Lebanon, Carmel and Sharon, most of whom, you will remember, were supposed to be annihilated in the last chapter, are now going to blossom. God is going to come along and make deaf people hear, blind people see, lame people walk and dumb people speak which, since he invented all those things, seems only fair.

He's going to do some city beautification as well, making pools in dry areas and parks in areas currently inhabited by dragons. Then he'll build a highway that the unclean shall not pass over (v. 8) nor will lions and ravenous beasts be allowed to use it, only righteous people will use it to come home to Zion. Which is why libertarians have always been ridiculous to me.

Chapter 36-39

Now we're back in 2 Kings and 2 Chronicles because this book is not so much divinely inspired as badly copied. Specifically, we're reliving 2 Kings 18-20 and 2 Chronicles 32, neither of which was what you might call scintillating, so I'm not going to summarise them again a third time. Jerry Falwell of course, claims that these chapters are clear evidence of the fulfillment of the prophet's predictions about the Assyrian takeover of Israel.

Thursday, June 2, 2011

Isaiah, Chapters 33 & 34: Why there are no more dragons, unicorns or satyrs

Chapter 33

A prayer to god to be merciful whilst destroying enemies, specifically Lebanon, Sharon, Carmel and Bashan. Isaiah has so many enemies he's not even giving them their own chapters anymore, he's quadrupling up!

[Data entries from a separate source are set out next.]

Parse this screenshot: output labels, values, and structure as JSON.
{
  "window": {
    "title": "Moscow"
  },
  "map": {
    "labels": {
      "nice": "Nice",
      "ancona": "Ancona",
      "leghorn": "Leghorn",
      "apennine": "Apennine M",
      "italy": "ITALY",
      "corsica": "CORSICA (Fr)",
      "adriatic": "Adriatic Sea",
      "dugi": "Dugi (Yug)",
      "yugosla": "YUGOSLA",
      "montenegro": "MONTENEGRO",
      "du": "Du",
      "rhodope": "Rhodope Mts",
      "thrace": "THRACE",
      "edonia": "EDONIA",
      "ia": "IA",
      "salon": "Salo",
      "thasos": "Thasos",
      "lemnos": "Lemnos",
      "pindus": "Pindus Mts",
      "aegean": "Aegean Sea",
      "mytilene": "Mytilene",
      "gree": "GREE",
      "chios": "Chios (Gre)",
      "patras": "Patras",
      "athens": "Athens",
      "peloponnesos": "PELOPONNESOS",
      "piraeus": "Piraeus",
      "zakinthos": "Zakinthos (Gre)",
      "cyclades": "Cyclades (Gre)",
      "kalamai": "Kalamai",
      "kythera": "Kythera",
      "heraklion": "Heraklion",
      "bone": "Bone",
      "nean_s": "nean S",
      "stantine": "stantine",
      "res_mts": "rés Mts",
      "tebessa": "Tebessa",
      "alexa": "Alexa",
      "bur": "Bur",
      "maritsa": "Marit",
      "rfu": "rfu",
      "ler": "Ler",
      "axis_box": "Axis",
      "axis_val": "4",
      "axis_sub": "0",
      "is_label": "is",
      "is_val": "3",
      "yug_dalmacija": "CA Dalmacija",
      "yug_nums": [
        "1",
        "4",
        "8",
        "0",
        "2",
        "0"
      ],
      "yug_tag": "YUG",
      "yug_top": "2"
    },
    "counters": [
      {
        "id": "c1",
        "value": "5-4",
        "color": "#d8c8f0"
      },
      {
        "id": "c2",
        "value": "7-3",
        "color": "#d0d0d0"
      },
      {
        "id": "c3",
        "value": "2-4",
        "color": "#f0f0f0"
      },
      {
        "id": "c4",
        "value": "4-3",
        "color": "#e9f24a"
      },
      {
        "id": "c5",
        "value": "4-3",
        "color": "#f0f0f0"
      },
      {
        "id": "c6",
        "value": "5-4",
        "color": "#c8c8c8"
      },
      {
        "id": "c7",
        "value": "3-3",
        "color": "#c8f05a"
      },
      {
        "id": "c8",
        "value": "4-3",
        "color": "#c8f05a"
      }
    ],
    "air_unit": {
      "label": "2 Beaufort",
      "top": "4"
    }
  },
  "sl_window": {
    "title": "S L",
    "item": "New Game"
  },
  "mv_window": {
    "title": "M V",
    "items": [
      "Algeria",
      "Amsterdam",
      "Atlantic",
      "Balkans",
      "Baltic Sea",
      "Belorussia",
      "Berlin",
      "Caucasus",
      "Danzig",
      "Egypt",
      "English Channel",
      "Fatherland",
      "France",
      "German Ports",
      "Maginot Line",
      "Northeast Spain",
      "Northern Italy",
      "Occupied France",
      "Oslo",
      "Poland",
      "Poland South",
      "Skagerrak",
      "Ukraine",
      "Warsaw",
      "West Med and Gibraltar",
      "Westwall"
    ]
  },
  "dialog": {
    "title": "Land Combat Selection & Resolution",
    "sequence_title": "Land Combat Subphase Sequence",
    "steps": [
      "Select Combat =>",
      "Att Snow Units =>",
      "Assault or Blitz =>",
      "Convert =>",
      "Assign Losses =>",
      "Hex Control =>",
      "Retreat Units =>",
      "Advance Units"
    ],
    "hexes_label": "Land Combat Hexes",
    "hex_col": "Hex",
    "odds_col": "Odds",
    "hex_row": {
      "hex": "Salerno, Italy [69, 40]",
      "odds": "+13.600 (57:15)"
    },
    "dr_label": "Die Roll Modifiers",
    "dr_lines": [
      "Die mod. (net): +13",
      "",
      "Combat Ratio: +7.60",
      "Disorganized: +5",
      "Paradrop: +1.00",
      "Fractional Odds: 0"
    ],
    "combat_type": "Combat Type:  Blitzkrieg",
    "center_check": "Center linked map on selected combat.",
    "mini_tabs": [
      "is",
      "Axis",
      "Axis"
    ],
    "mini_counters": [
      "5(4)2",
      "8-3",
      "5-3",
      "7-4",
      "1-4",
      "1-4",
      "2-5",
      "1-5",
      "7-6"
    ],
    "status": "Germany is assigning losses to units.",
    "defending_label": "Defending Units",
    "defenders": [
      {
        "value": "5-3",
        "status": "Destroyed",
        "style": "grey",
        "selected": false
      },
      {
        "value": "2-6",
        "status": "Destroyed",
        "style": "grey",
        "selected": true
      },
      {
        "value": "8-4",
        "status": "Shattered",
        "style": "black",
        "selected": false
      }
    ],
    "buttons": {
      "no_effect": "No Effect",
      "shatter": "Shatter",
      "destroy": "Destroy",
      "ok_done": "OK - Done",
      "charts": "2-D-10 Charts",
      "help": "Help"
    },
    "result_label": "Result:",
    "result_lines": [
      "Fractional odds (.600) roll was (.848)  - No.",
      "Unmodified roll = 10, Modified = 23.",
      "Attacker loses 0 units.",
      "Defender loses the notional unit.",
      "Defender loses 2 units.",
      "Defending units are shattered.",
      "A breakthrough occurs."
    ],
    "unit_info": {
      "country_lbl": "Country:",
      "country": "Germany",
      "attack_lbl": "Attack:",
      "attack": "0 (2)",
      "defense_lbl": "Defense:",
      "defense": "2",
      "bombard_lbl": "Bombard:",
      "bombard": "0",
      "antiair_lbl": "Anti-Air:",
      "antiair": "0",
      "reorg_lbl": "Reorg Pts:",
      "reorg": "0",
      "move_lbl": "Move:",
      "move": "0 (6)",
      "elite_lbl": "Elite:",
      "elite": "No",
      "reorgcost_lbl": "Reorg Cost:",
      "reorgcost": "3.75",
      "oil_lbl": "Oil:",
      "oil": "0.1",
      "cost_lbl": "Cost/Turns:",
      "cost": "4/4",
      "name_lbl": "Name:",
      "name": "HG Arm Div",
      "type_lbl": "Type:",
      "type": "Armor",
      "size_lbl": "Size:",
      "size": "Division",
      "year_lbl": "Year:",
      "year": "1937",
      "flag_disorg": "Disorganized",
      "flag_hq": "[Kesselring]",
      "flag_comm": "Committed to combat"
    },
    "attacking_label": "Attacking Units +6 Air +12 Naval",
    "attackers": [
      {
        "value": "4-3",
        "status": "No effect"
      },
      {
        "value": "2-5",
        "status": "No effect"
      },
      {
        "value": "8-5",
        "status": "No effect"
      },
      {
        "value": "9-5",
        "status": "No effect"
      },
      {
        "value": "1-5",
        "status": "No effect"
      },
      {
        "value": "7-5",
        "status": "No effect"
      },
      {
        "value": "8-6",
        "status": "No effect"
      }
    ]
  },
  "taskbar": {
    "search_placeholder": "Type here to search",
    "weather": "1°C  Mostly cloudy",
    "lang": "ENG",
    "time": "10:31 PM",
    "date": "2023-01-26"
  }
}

Their punishments: their schemes will go awry, bad breath, people consumed by fire. The last of course will terrify the people of Zion into submission. You know what really terrifies people into submission? Seeing this kind of punishment meted out to their own kind, not to the Assyrians.

Rewards for good people: going to heaven, free bread, a chance to look at the king every day. At first he'll miss his old life, but eventually he'll get used to the parties, peace and free love of Jerusalem, where people never get sick.

Chapter 34

More threats! This time it's against pretty much everybody. The slaughter will be so bad the blood will run down from the mountains. At first god is just pissed in general, but eventually he settles on Edom as the target of his wrath.

To massacre the Edomites, he's going to use his sword, yes, but also unicorns, because god is a particularly vicious 12 year old girl. Then he's going to burn everything forever and ever. Global warming is not man-made, ya'll! It will be so bad that only owls and dragons and satyrs will live there.